Sa fille fait l’hypothèse que l’entourage joue un grand rôle dans cette naturalisation tardive, permettant de faire enfin une démarche qui aurait pu être effectuée il y a longtemps si le complexe et le poids du jugement n’étaient pas si lourds. Le moment de la naturalisation a été repoussé jusqu’au jour où elle s’est sentie assez « décomplexée », peut-être parce qu’elle était en mesure de se justifier à travers l’argument « comme tout le monde ». Il reste que selon sa fille, le « complexe » hérité de l’histoire coloniale ne peut pas être gommé complètement pour les Algériens. Fatima Medjani n’a pas voulu qu’une cousine, venue d’Algérie pour rendre visite, apprenne la nouvelle de sa naturalisation. Il s’agissait donc de trouver aussi d’autres arguments : selon la fille de Fatima Medjani, il est nécessaire de chercher des « excuses ». Or l’argument administratif constitue toujours une bonne justification. Ainsi, l’argument de l’accès aux droits de retraite permettrait peut-être de cacher, selon elle, l’envie de devenir Française pour des raisons plus symboliques.
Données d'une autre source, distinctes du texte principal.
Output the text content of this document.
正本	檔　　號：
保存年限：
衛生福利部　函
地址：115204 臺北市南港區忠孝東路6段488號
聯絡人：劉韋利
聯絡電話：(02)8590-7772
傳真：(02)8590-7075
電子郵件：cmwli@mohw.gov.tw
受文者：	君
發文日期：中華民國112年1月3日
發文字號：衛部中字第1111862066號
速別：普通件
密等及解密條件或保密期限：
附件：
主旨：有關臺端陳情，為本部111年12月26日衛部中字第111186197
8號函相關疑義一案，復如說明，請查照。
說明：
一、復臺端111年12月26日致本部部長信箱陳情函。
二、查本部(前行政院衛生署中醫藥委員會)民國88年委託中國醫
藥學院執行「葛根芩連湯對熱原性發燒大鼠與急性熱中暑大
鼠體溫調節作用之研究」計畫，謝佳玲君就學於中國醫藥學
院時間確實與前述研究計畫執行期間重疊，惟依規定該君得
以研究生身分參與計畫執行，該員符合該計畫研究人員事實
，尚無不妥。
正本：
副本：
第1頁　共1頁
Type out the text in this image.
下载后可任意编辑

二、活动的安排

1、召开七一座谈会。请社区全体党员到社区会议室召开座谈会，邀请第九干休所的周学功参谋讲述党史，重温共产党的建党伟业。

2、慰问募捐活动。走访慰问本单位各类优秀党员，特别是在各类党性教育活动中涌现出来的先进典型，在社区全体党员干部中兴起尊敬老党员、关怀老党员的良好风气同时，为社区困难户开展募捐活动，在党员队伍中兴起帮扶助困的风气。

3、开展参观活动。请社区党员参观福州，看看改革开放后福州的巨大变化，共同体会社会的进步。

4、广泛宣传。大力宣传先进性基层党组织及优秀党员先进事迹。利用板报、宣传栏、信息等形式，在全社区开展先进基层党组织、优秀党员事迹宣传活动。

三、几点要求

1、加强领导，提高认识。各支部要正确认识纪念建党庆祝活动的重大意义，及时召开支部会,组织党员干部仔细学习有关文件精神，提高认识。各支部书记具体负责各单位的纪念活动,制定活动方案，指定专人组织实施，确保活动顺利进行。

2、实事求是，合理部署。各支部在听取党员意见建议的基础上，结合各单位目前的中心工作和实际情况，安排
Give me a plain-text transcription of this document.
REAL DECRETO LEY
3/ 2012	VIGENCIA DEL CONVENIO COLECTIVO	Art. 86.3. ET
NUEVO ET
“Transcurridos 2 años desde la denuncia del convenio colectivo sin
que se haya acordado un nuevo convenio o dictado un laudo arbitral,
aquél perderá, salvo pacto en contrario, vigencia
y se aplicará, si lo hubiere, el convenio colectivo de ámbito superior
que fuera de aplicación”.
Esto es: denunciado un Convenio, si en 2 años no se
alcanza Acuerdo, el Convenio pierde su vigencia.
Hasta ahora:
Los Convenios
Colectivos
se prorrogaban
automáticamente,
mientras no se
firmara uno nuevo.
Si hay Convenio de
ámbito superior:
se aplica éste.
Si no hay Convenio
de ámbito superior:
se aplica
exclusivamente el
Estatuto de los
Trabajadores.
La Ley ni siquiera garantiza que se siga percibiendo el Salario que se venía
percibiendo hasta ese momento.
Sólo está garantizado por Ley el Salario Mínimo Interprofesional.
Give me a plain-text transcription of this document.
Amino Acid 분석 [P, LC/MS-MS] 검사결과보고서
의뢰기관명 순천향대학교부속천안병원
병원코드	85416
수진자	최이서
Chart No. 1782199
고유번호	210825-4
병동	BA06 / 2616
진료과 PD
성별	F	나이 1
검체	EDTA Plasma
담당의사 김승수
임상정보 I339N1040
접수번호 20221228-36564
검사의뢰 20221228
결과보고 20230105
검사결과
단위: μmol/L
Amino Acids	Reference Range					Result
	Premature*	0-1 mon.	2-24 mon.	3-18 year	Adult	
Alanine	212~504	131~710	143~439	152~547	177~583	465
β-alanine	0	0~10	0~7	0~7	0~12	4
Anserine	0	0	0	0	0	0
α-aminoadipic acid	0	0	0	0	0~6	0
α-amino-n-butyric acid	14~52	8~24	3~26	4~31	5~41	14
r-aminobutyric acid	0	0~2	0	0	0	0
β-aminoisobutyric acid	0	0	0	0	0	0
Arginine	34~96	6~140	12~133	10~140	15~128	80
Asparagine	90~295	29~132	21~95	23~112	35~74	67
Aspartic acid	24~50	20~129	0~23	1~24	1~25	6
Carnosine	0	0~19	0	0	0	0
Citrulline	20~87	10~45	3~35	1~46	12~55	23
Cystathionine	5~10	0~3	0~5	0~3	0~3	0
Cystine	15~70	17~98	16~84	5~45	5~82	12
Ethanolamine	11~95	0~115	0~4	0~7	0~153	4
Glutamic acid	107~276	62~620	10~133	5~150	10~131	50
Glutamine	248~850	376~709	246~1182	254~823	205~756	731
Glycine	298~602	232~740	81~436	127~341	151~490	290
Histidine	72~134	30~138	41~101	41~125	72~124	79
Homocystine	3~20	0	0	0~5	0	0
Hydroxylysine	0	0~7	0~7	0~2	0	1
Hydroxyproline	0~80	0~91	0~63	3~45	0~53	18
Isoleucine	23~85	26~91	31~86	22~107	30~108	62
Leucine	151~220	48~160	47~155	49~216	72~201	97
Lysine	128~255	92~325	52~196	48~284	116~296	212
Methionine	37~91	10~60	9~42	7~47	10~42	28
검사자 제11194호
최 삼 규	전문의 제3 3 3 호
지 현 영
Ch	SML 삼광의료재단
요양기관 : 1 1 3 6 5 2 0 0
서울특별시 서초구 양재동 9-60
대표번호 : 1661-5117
Cet élément de réflexion est l’occasion de rappeler la complexité des motivations à se naturaliser, et des discours sur ces motivations. En conséquence, l’analyse de la subjectivité des postulants est compliquée. On a essayé de présenter une diversité de raisons possibles à la démarche de naturalisation, en sachant que celles-ci se combinent et s’additionnent. Mais une motivation peut en cacher une autre, et les enquêtés qui veulent bien répondre à cette question intime peuvent préférer mettre en avant un aspect plutôt qu’un autre.